Print and Cut issues (distorted/skewed cut)

I’ve been trying out the Print and Cut feature and not having much luck, my plan is to print some stickers on my laser printer and then cut them out with the laser. I’m using the same SVG file for the printing as the cutting and just importing it to Lightburn. The SVG includes squares around the stickers that are printed to the sheet and I have chosen two corners at opposite sides of the sheet, snapped boxes to them and I’m using those as my targets and making sure I’m on target to within .1 mm.

When I run the job, the cuts appear to be squished or skewed compared to the prints, it’s not cutting around the graphics the way I expect, I assumed this was a calibration issue on my laser so I dialed in my steps/mm and made sure my gantry was running parallel, but that didn’t improve the situation. I also updated to the latest version in case my version was buggy and verified that my printer is printing accurately. I tried cutting with both scaled and un-scaled mode, but there was no difference.

What I’m looking for are suggestions on what to check or test, obviously the feature works for other people so there must be something in my process or machine that is causing weird behaviour.

I’m going to be running a test cut I designed to ensure my laser hasn’t lost repeatability, though I haven’t seen any other evidence of that while I was calibrating my steps/mm; does anyone else have any other suggestions as to what might be going on? I’ll see if I can follow up on this with some pictures as well to illustrate the issue I’m having.

I think this will be critical as there’s nothing obvious from what you’re describing.

My first reaction as I was reading this was that you likely had “scaled” on but you covered that.

You mention that you calibrated both the printer and the laser. I suspect this is still going to be where issues lie. I suspect either your printer or laser are not printing/cutting to dimension. Keep in mind that stepper calibration may not be the only thing causing skewed results. You could have other mechanical issues that may be skewing the results, for example a binding wheel. It’s also possible that this is inconsistent across the full span of your laser frame in extreme cases.

Can you do a comparison of designed dimensions vs printed dimensions vs burned dimensions? Should tell you pretty quickly where to focus your attention.

I tried a few different tests and finally found a mechanical flaw; one of the bearings has gone bad and only exhibits issues intermittently when changing direction, so all the tests I did with grids and squares showed everything was working perfectly, it wasn’t until I tried my repeatability test that I found the problem.

The repeatability test was just a simple document knocked together in Inkscape that had a star and lines all joining at the centre as well as a couple concentric circles for a few more direction changes, when the cut was done, the centre lines didn’t all meet, and the amount they were off was about the same as the amount my sticker cuts were off, I think once I fix the mechanical part this should work great.
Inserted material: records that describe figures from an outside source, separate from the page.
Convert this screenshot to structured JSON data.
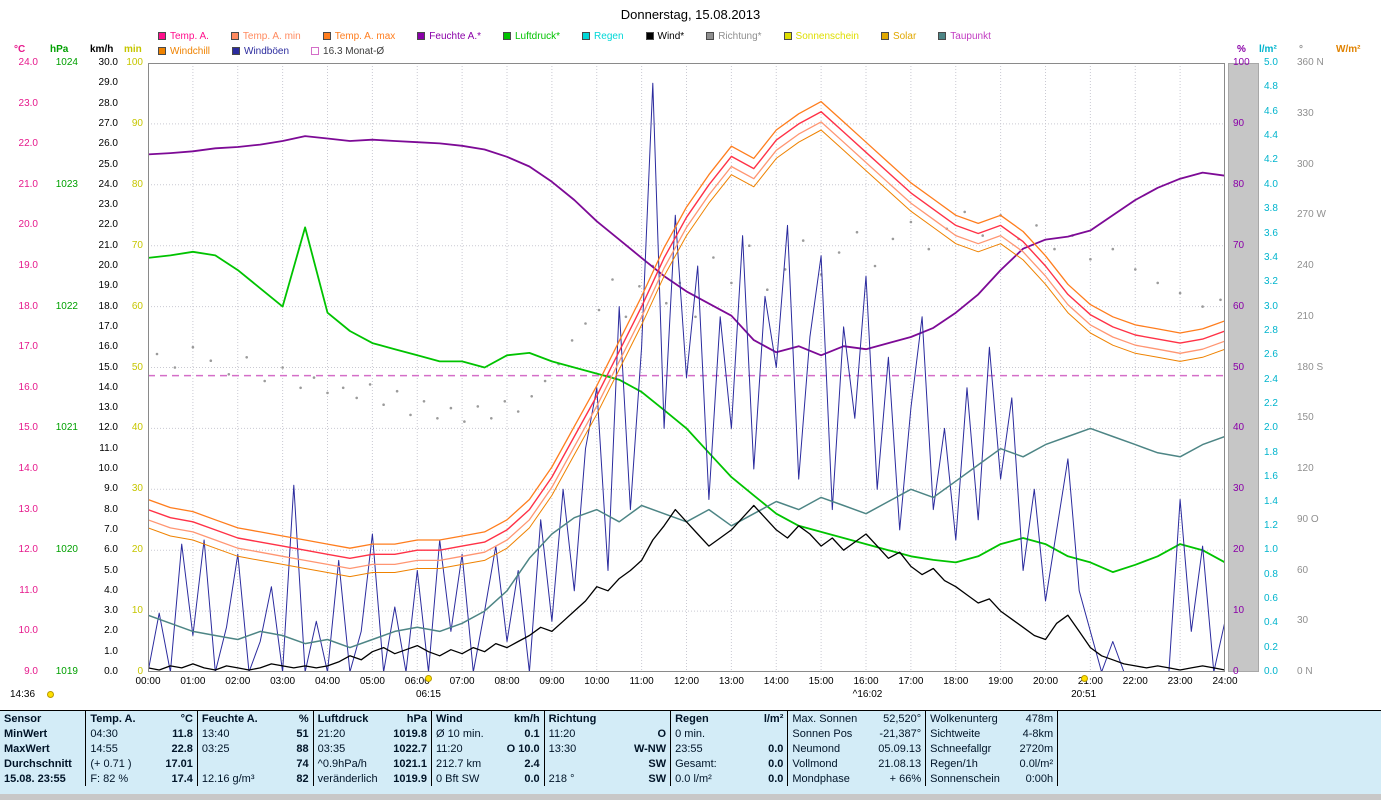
{
  "title": "Donnerstag, 15.08.2013",
  "legend": {
    "row1": [
      {
        "label": "Temp. A.",
        "color": "#ff0f8c"
      },
      {
        "label": "Temp. A. min",
        "color": "#ff8a5f"
      },
      {
        "label": "Temp. A. max",
        "color": "#ff7d1e"
      },
      {
        "label": "Feuchte A.*",
        "color": "#8a00a8"
      },
      {
        "label": "Luftdruck*",
        "color": "#00c300"
      },
      {
        "label": "Regen",
        "color": "#00d7d7"
      },
      {
        "label": "Wind*",
        "color": "#000000"
      },
      {
        "label": "Richtung*",
        "color": "#8f8f8f"
      },
      {
        "label": "Sonnenschein",
        "color": "#dede00"
      },
      {
        "label": "Solar",
        "color": "#e0a800"
      },
      {
        "label": "Taupunkt",
        "color": "#c23cc2",
        "box": "#4d8585"
      }
    ],
    "row2": [
      {
        "label": "Windchill",
        "color": "#ef8200"
      },
      {
        "label": "Windböen",
        "color": "#2b2b9e"
      },
      {
        "label": "16.3 Monat-Ø",
        "color": "#3c3c3c",
        "box": "#d46ec8",
        "outline": true
      }
    ]
  },
  "axes": {
    "left": [
      {
        "id": "temp",
        "header": "°C",
        "color": "#e6198c",
        "min": 9,
        "max": 24,
        "step": 1,
        "dec": 1
      },
      {
        "id": "hpa",
        "header": "hPa",
        "color": "#00a000",
        "min": 1019,
        "max": 1024,
        "step": 1,
        "dec": 0
      },
      {
        "id": "wind",
        "header": "km/h",
        "color": "#000000",
        "min": 0,
        "max": 30,
        "step": 1,
        "dec": 1
      },
      {
        "id": "sun",
        "header": "min",
        "color": "#c6c600",
        "min": 0,
        "max": 100,
        "step": 10,
        "dec": 0
      }
    ],
    "right": [
      {
        "id": "pct",
        "header": "%",
        "color": "#8a00a8",
        "min": 0,
        "max": 100,
        "step": 10,
        "dec": 0
      },
      {
        "id": "rain",
        "header": "l/m²",
        "color": "#00b4cd",
        "min": 0,
        "max": 5,
        "step": 0.2,
        "dec": 1
      },
      {
        "id": "dir",
        "header": "°",
        "color": "#8f8f8f",
        "labels": [
          "360 N",
          "330",
          "300",
          "270 W",
          "240",
          "210",
          "180 S",
          "150",
          "120",
          "90 O",
          "60",
          "30",
          "0 N"
        ]
      },
      {
        "id": "solar",
        "header": "W/m²",
        "color": "#e08200",
        "labels": []
      }
    ]
  },
  "x_axis": {
    "labels": [
      "00:00",
      "01:00",
      "02:00",
      "03:00",
      "04:00",
      "05:00",
      "06:00",
      "07:00",
      "08:00",
      "09:00",
      "10:00",
      "11:00",
      "12:00",
      "13:00",
      "14:00",
      "15:00",
      "16:00",
      "17:00",
      "18:00",
      "19:00",
      "20:00",
      "21:00",
      "22:00",
      "23:00",
      "24:00"
    ]
  },
  "markers": {
    "corner_time": "14:36",
    "sunrise": "06:15",
    "event": "^16:02",
    "sunset": "20:51"
  },
  "chart_data": {
    "type": "line",
    "title": "Donnerstag, 15.08.2013",
    "x_unit": "hours",
    "x_range": [
      0,
      24
    ],
    "grid": true,
    "monthly_avg_temp": 16.3,
    "axes_scales": {
      "temp": {
        "min": 9,
        "max": 24,
        "unit": "°C"
      },
      "hpa": {
        "min": 1019,
        "max": 1024,
        "unit": "hPa"
      },
      "wind": {
        "min": 0,
        "max": 30,
        "unit": "km/h"
      },
      "pct": {
        "min": 0,
        "max": 100,
        "unit": "%"
      },
      "rain": {
        "min": 0,
        "max": 5,
        "unit": "l/m²"
      },
      "sun": {
        "min": 0,
        "max": 100,
        "unit": "min"
      },
      "solar": {
        "min": 0,
        "max": 1000,
        "unit": "W/m²"
      },
      "dir": {
        "min": 0,
        "max": 360,
        "unit": "°"
      }
    },
    "series": [
      {
        "name": "Richtung",
        "axis": "dir",
        "color": "#9b9b9b",
        "type": "dots",
        "points": [
          [
            0.2,
            188
          ],
          [
            0.6,
            180
          ],
          [
            1.0,
            192
          ],
          [
            1.4,
            184
          ],
          [
            1.8,
            176
          ],
          [
            2.2,
            186
          ],
          [
            2.6,
            172
          ],
          [
            3.0,
            180
          ],
          [
            3.4,
            168
          ],
          [
            3.7,
            174
          ],
          [
            4.0,
            165
          ],
          [
            4.35,
            168
          ],
          [
            4.65,
            162
          ],
          [
            4.95,
            170
          ],
          [
            5.25,
            158
          ],
          [
            5.55,
            166
          ],
          [
            5.85,
            152
          ],
          [
            6.15,
            160
          ],
          [
            6.45,
            150
          ],
          [
            6.75,
            156
          ],
          [
            7.05,
            148
          ],
          [
            7.35,
            157
          ],
          [
            7.65,
            150
          ],
          [
            7.95,
            160
          ],
          [
            8.25,
            154
          ],
          [
            8.55,
            163
          ],
          [
            8.85,
            172
          ],
          [
            9.15,
            182
          ],
          [
            9.45,
            196
          ],
          [
            9.75,
            206
          ],
          [
            10.05,
            214
          ],
          [
            10.35,
            232
          ],
          [
            10.65,
            210
          ],
          [
            10.95,
            228
          ],
          [
            11.25,
            240
          ],
          [
            11.55,
            218
          ],
          [
            11.85,
            230
          ],
          [
            12.2,
            210
          ],
          [
            12.6,
            245
          ],
          [
            13.0,
            230
          ],
          [
            13.4,
            252
          ],
          [
            13.8,
            226
          ],
          [
            14.2,
            238
          ],
          [
            14.6,
            255
          ],
          [
            15.0,
            235
          ],
          [
            15.4,
            248
          ],
          [
            15.8,
            260
          ],
          [
            16.2,
            240
          ],
          [
            16.6,
            256
          ],
          [
            17.0,
            266
          ],
          [
            17.4,
            250
          ],
          [
            17.8,
            262
          ],
          [
            18.2,
            272
          ],
          [
            18.6,
            258
          ],
          [
            19.0,
            270
          ],
          [
            19.4,
            256
          ],
          [
            19.8,
            264
          ],
          [
            20.2,
            250
          ],
          [
            20.6,
            258
          ],
          [
            21.0,
            244
          ],
          [
            21.5,
            250
          ],
          [
            22.0,
            238
          ],
          [
            22.5,
            230
          ],
          [
            23.0,
            224
          ],
          [
            23.5,
            216
          ],
          [
            23.9,
            220
          ]
        ]
      },
      {
        "name": "Solar",
        "axis": "solar",
        "color": "#e0a800",
        "type": "line",
        "width": 1,
        "step_h": 24,
        "values": [
          0,
          0
        ]
      },
      {
        "name": "Sonnenschein",
        "axis": "sun",
        "color": "#dede00",
        "type": "line",
        "width": 1,
        "step_h": 24,
        "values": [
          0,
          0
        ]
      },
      {
        "name": "Regen",
        "axis": "rain",
        "color": "#00d7d7",
        "type": "line",
        "width": 2,
        "step_h": 24,
        "values": [
          0,
          0
        ]
      },
      {
        "name": "Luftdruck",
        "axis": "hpa",
        "color": "#00c300",
        "type": "line",
        "width": 1.8,
        "step_h": 0.5,
        "values": [
          1022.4,
          1022.42,
          1022.45,
          1022.42,
          1022.3,
          1022.15,
          1022.0,
          1022.65,
          1021.95,
          1021.8,
          1021.7,
          1021.65,
          1021.6,
          1021.55,
          1021.55,
          1021.5,
          1021.6,
          1021.62,
          1021.55,
          1021.5,
          1021.45,
          1021.4,
          1021.3,
          1021.15,
          1021.0,
          1020.8,
          1020.6,
          1020.45,
          1020.3,
          1020.2,
          1020.15,
          1020.1,
          1020.05,
          1020.0,
          1019.95,
          1019.92,
          1019.9,
          1019.95,
          1020.05,
          1020.1,
          1020.05,
          1019.95,
          1019.9,
          1019.82,
          1019.88,
          1019.95,
          1020.05,
          1020.0,
          1019.9
        ]
      },
      {
        "name": "Feuchte A.",
        "axis": "pct",
        "color": "#7d0a96",
        "type": "line",
        "width": 1.8,
        "step_h": 0.5,
        "values": [
          85,
          85.2,
          85.5,
          86,
          86.2,
          86.6,
          87.2,
          88,
          87.6,
          87.2,
          87.4,
          87.2,
          87,
          86.8,
          86.4,
          85.8,
          84.6,
          83,
          80.5,
          77.5,
          74,
          71,
          68,
          65,
          62.5,
          60.5,
          58.5,
          54.5,
          52.5,
          53.5,
          52,
          53.5,
          53,
          54,
          55,
          56.5,
          59,
          62,
          66,
          69.5,
          71,
          71.5,
          72.5,
          75,
          77.5,
          79.5,
          81,
          82,
          81.5
        ]
      },
      {
        "name": "Windböen",
        "axis": "wind",
        "color": "#2b2b9e",
        "type": "line",
        "width": 1,
        "step_h": 0.25,
        "values": [
          0,
          2.9,
          0,
          6.3,
          1.8,
          6.5,
          0,
          2.2,
          5.8,
          0,
          1.5,
          4.2,
          0,
          9.2,
          0,
          2.5,
          0,
          5.5,
          0,
          2.0,
          6.8,
          0,
          3.2,
          0,
          5.0,
          0,
          6.5,
          2.0,
          5.8,
          0,
          3.0,
          6.2,
          1.5,
          5.0,
          0,
          7.5,
          2.5,
          9.0,
          4.0,
          11.0,
          14.0,
          5.0,
          18.0,
          8.0,
          16.0,
          29.0,
          12.0,
          22.5,
          14.5,
          20.0,
          8.5,
          17.5,
          12.0,
          21.5,
          10.0,
          18.5,
          15.0,
          22.0,
          9.5,
          16.5,
          20.5,
          8.0,
          17.0,
          12.5,
          19.5,
          9.0,
          15.5,
          7.0,
          13.0,
          17.5,
          8.0,
          12.0,
          6.5,
          14.0,
          7.5,
          16.0,
          9.5,
          13.5,
          5.0,
          9.0,
          3.5,
          7.0,
          10.5,
          4.0,
          2.0,
          0,
          1.5,
          0,
          0,
          0,
          0,
          0,
          8.5,
          2.0,
          6.2,
          0,
          2.5
        ]
      },
      {
        "name": "Taupunkt",
        "axis": "temp",
        "color": "#4d8585",
        "type": "line",
        "width": 1.5,
        "step_h": 0.5,
        "values": [
          10.4,
          10.2,
          10.0,
          9.9,
          9.8,
          10.0,
          9.9,
          9.7,
          9.8,
          9.6,
          9.8,
          10.0,
          10.1,
          10.0,
          10.2,
          10.5,
          11.0,
          11.8,
          12.4,
          12.8,
          13.0,
          12.7,
          13.1,
          12.9,
          12.7,
          13.0,
          12.6,
          12.9,
          13.2,
          13.0,
          13.3,
          13.1,
          12.9,
          13.2,
          13.5,
          13.3,
          13.7,
          14.1,
          14.5,
          14.3,
          14.6,
          14.8,
          15.0,
          14.8,
          14.6,
          14.4,
          14.3,
          14.6,
          14.8
        ]
      },
      {
        "name": "Wind",
        "axis": "wind",
        "color": "#000000",
        "type": "line",
        "width": 1.3,
        "step_h": 0.25,
        "values": [
          0.2,
          0.1,
          0.3,
          0.2,
          0.4,
          0.2,
          0.1,
          0.3,
          0.2,
          0.1,
          0.2,
          0.4,
          0.3,
          0.2,
          0.3,
          0.2,
          0.3,
          0.5,
          0.8,
          0.6,
          1.0,
          1.2,
          0.9,
          1.1,
          1.3,
          1.0,
          0.8,
          1.1,
          0.9,
          1.2,
          1.0,
          1.4,
          1.2,
          1.5,
          1.8,
          2.2,
          2.0,
          2.5,
          3.0,
          3.5,
          4.2,
          4.0,
          4.6,
          5.0,
          5.5,
          6.5,
          7.2,
          8.0,
          7.4,
          6.8,
          6.2,
          6.6,
          7.0,
          7.6,
          8.2,
          7.6,
          7.0,
          6.6,
          7.2,
          6.8,
          6.2,
          6.6,
          6.0,
          6.4,
          6.8,
          6.2,
          5.6,
          5.9,
          5.2,
          4.8,
          5.1,
          4.5,
          4.2,
          3.8,
          3.4,
          3.6,
          3.0,
          2.6,
          2.2,
          1.8,
          1.6,
          2.4,
          2.8,
          2.0,
          1.2,
          0.8,
          0.6,
          0.4,
          0.3,
          0.2,
          0.3,
          0.2,
          0.1,
          0.2,
          0.3,
          0.2,
          0.1
        ]
      },
      {
        "name": "Windchill",
        "axis": "temp",
        "color": "#ef8200",
        "type": "line",
        "width": 1,
        "step_h": 0.5,
        "ref": "Temp. A.",
        "offset": -0.45
      },
      {
        "name": "Temp. A. min",
        "axis": "temp",
        "color": "#ff9673",
        "type": "line",
        "width": 1.3,
        "step_h": 0.5,
        "ref": "Temp. A.",
        "offset": -0.25
      },
      {
        "name": "Temp. A. max",
        "axis": "temp",
        "color": "#ff7d1e",
        "type": "line",
        "width": 1.3,
        "step_h": 0.5,
        "ref": "Temp. A.",
        "offset": 0.25
      },
      {
        "name": "Temp. A.",
        "axis": "temp",
        "color": "#ff3246",
        "type": "line",
        "width": 1.4,
        "step_h": 0.5,
        "values": [
          13.0,
          12.8,
          12.7,
          12.5,
          12.3,
          12.2,
          12.1,
          12.0,
          11.9,
          11.8,
          11.9,
          11.9,
          12.0,
          12.0,
          12.1,
          12.2,
          12.5,
          13.0,
          13.8,
          14.8,
          15.8,
          16.9,
          18.0,
          19.2,
          20.2,
          21.0,
          21.7,
          21.4,
          22.1,
          22.5,
          22.8,
          22.3,
          21.8,
          21.3,
          20.8,
          20.4,
          20.0,
          19.8,
          20.0,
          19.6,
          19.0,
          18.3,
          17.8,
          17.5,
          17.3,
          17.2,
          17.1,
          17.2,
          17.4
        ]
      }
    ]
  },
  "table": {
    "row_headers": [
      "Sensor",
      "MinWert",
      "MaxWert",
      "Durchschnitt",
      "15.08. 23:55"
    ],
    "groups": [
      {
        "name": "Temp. A.",
        "unit": "°C",
        "rows": [
          [
            "04:30",
            "11.8"
          ],
          [
            "14:55",
            "22.8"
          ],
          [
            "(+ 0.71 )",
            "17.01"
          ],
          [
            "F: 82 %",
            "17.4"
          ]
        ]
      },
      {
        "name": "Feuchte A.",
        "unit": "%",
        "rows": [
          [
            "13:40",
            "51"
          ],
          [
            "03:25",
            "88"
          ],
          [
            "",
            "74"
          ],
          [
            "12.16 g/m³",
            "82"
          ]
        ]
      },
      {
        "name": "Luftdruck",
        "unit": "hPa",
        "rows": [
          [
            "21:20",
            "1019.8"
          ],
          [
            "03:35",
            "1022.7"
          ],
          [
            "^0.9hPa/h",
            "1021.1"
          ],
          [
            "veränderlich",
            "1019.9"
          ]
        ]
      },
      {
        "name": "Wind",
        "unit": "km/h",
        "rows": [
          [
            "Ø 10 min.",
            "0.1"
          ],
          [
            "11:20",
            "O 10.0"
          ],
          [
            "212.7 km",
            "2.4"
          ],
          [
            "0 Bft SW",
            "0.0"
          ]
        ]
      },
      {
        "name": "Richtung",
        "unit": "",
        "rows": [
          [
            "11:20",
            "O"
          ],
          [
            "13:30",
            "W-NW"
          ],
          [
            "",
            "SW"
          ],
          [
            "218 °",
            "SW"
          ]
        ]
      },
      {
        "name": "Regen",
        "unit": "l/m²",
        "rows": [
          [
            "0 min.",
            ""
          ],
          [
            "23:55",
            "0.0"
          ],
          [
            "Gesamt:",
            "0.0"
          ],
          [
            "0.0 l/m²",
            "0.0"
          ]
        ]
      }
    ],
    "info_columns": [
      [
        [
          "Max. Sonnen",
          "52,520°"
        ],
        [
          "Sonnen Pos",
          "-21,387°"
        ],
        [
          "Neumond",
          "05.09.13"
        ],
        [
          "Vollmond",
          "21.08.13"
        ],
        [
          "Mondphase",
          "+ 66%"
        ]
      ],
      [
        [
          "Wolkenunterg",
          "478m"
        ],
        [
          "Sichtweite",
          "4-8km"
        ],
        [
          "Schneefallgr",
          "2720m"
        ],
        [
          "Regen/1h",
          "0.0l/m²"
        ],
        [
          "Sonnenschein",
          "0:00h"
        ]
      ]
    ]
  }
}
Thanks for the suggestions berainlb!

Nice find. Where was the bad bearing?

It was in my X gantry on the lower rail, I built the machine with cheap bearings, so not really a surprise.

I’ve been working on a redesign of this machine since the current version is not easy to clean, maintain and align, and then I came across the Root3 CNC at rootcnc.com which is essentially the same thing I’ve been designing as V2 of my machine but with all the bugs worked out, so rather than try to correct the issues with V1, I’m just going to build a Root3 instead.